Dear Abby: Daughter plans a wedding without a marriage license
Dear Abby: My daughter, “Heidi,” is 39. She is successful, owns her own business and lives with her boyfriend of five years. I’ll call him Rick. They have two beautiful boys, 3 and 18 months. She has decided to tie the knot with Rick with a nice, somewhat big wedding.
As Heidi has gotten older, she has been changing into a different person. She has become self-centered and controlling, and she puts Rick down cruelly at times. I think he’s a good guy, but maybe just not for her. I really don’t know because I stay out of their lives.
What’s making me uncomfortable is, my daughter has told only me that she’s doing all this wedding stuff without getting an actual marriage license. I don’t even know if Rick is aware. I looked this up and saw that some people are now having what’s called “commitment ceremonies.” When I tried to talk to her about it, she became defensive, cut me off, and then sent me a long, nasty email. So now I just step back.
When I think of the guests (100 to 150), I feel she should be honest and call it what it is. We are presently not communicating because I won’t respond to that kind of email. I won’t argue with her. But I don’t know where to go at this point. I’m worried about her state of mind. She is supposedly seeing a therapist, and a few weeks back I suggested she and Rick get marriage counseling. I would love to hear your thoughts.
— Traditional Mom in the East
Dear Traditional Mom: Your daughter is an adult, and if you refuse to have anything to do with this charade, I would understand. When guests are invited to a “wedding,” gifts are expected. If it’s a production that’s only for show, the couple is committing fraud and taking advantage of the generosity of their guests.
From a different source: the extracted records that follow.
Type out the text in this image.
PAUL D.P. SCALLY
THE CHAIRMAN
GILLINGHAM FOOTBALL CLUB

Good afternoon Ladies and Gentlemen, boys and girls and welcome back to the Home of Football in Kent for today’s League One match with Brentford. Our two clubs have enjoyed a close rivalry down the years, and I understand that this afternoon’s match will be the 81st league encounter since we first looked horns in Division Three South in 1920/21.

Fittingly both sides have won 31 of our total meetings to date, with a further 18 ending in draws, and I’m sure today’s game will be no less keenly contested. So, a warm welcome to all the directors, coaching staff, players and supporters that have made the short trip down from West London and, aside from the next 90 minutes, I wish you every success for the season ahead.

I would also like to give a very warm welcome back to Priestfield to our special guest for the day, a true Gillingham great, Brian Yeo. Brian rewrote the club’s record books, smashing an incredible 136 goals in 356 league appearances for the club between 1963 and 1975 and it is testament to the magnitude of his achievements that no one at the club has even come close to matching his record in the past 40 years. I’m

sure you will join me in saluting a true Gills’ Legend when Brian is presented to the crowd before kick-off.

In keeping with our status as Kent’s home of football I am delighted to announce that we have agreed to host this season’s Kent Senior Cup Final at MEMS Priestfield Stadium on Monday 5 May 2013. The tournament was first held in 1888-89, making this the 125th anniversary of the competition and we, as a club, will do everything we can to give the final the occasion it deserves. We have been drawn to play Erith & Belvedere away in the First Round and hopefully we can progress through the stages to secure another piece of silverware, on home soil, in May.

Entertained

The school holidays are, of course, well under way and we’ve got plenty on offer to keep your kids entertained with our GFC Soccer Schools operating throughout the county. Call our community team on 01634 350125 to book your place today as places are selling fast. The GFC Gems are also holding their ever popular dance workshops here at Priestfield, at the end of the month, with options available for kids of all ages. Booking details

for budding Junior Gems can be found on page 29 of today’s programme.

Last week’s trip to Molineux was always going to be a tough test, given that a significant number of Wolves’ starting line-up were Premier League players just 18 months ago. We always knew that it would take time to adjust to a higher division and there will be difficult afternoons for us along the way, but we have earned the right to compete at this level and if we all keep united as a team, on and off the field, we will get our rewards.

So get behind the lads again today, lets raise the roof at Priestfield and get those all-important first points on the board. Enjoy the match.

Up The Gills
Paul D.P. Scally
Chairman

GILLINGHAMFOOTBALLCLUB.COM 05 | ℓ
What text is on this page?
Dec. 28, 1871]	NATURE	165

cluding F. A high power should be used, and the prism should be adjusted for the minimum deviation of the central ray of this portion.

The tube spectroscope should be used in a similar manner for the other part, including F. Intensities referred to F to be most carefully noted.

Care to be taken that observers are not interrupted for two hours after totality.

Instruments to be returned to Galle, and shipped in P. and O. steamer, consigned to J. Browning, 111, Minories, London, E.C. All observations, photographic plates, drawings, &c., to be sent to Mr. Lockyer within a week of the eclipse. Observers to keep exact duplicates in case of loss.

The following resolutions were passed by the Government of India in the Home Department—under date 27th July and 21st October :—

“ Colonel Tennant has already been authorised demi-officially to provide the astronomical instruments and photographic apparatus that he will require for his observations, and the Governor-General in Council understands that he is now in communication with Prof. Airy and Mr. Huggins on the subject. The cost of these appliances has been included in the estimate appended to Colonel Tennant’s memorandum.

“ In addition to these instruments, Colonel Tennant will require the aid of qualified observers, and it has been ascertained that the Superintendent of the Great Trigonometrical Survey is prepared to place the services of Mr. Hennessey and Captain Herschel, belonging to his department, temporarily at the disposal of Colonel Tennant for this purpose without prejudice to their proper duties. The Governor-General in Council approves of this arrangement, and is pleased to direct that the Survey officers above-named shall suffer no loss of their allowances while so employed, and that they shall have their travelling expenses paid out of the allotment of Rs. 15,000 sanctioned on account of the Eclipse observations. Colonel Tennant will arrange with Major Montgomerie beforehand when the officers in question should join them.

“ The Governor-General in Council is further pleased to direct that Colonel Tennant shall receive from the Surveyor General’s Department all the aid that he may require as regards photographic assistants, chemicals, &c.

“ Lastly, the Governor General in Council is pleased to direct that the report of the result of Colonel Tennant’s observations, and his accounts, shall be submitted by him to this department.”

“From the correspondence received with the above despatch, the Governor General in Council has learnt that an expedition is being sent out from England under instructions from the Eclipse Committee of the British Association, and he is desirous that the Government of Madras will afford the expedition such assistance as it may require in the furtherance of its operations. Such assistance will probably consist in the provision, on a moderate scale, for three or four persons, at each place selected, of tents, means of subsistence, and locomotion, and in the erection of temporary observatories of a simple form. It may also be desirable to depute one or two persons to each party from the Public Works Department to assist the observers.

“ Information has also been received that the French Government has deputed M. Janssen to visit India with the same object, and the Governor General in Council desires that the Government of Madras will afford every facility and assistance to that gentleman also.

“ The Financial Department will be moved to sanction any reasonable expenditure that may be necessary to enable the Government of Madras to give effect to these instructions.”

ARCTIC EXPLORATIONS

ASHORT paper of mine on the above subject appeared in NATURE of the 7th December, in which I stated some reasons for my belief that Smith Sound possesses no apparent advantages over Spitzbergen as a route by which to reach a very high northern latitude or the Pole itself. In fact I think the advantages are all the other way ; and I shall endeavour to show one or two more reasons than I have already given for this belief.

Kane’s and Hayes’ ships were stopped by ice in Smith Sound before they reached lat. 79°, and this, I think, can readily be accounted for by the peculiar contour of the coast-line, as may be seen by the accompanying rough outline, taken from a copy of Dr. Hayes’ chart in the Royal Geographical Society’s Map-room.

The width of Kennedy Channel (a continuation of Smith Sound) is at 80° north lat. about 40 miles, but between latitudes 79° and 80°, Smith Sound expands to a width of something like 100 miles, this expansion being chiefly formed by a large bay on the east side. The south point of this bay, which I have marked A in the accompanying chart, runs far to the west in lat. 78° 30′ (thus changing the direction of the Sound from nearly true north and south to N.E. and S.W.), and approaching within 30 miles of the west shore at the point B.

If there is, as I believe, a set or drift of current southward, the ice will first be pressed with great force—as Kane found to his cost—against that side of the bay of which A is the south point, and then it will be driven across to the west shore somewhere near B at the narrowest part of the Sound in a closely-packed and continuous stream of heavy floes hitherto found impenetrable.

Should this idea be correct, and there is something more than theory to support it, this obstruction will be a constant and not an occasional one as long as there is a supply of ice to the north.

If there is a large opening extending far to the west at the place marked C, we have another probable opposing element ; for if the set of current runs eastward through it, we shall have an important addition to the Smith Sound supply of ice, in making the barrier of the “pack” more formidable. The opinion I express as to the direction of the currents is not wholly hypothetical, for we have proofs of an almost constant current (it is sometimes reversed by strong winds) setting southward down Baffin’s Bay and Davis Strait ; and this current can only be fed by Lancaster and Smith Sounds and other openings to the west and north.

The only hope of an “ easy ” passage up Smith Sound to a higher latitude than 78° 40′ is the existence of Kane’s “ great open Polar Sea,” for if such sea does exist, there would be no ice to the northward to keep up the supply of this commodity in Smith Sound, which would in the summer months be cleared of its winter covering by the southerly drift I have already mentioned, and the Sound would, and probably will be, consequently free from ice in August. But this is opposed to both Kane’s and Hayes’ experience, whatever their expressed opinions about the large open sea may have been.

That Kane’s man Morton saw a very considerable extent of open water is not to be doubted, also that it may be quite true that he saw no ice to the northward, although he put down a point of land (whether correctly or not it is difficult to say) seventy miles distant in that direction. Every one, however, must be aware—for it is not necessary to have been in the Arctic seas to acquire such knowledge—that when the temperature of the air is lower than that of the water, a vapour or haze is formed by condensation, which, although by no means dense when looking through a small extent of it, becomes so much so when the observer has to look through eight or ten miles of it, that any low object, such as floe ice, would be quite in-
When couples marry, they must first take out a marriage license, which BOTH must sign. No license, no marriage. Unless your daughter’s boyfriend is completely clueless, she won’t be able to slip this by him. Although people do have commitment ceremonies these days, guests should be told that is what they will be witnessing, and both partners should agree on it.
Dear Abby: I have been married to a wonderful man for 20 years. It has been a pretty good marriage. I have tolerated a few of his family members’ rudeness to me, although I have no problem speaking up when I need to, and my husband always defends me as well.
My father-in-law recently passed, and I adored him. For his wake, my two sisters-in-law made a slide show of his life with hundreds of family photos. There was not one single photo of my father-in-law and me. I feel it was the final straw. I have no more room in my heart and life for them. Am I being too sensitive? My husband hasn’t spoken to them since the funeral. I really need your advice on this.
— Picturing it Over in Texas
Dear Picturing It: I’m glad you asked. Please accept my sympathy for the loss of someone so close to your heart. But as close as you felt to him, your sisters-in-law had just lost their father. I’m sure they were (and are) grieving and didn’t use his death as an opportunity to slight you. I sincerely hope you and your husband won’t allow their oversight to cause a permanent rift in the family.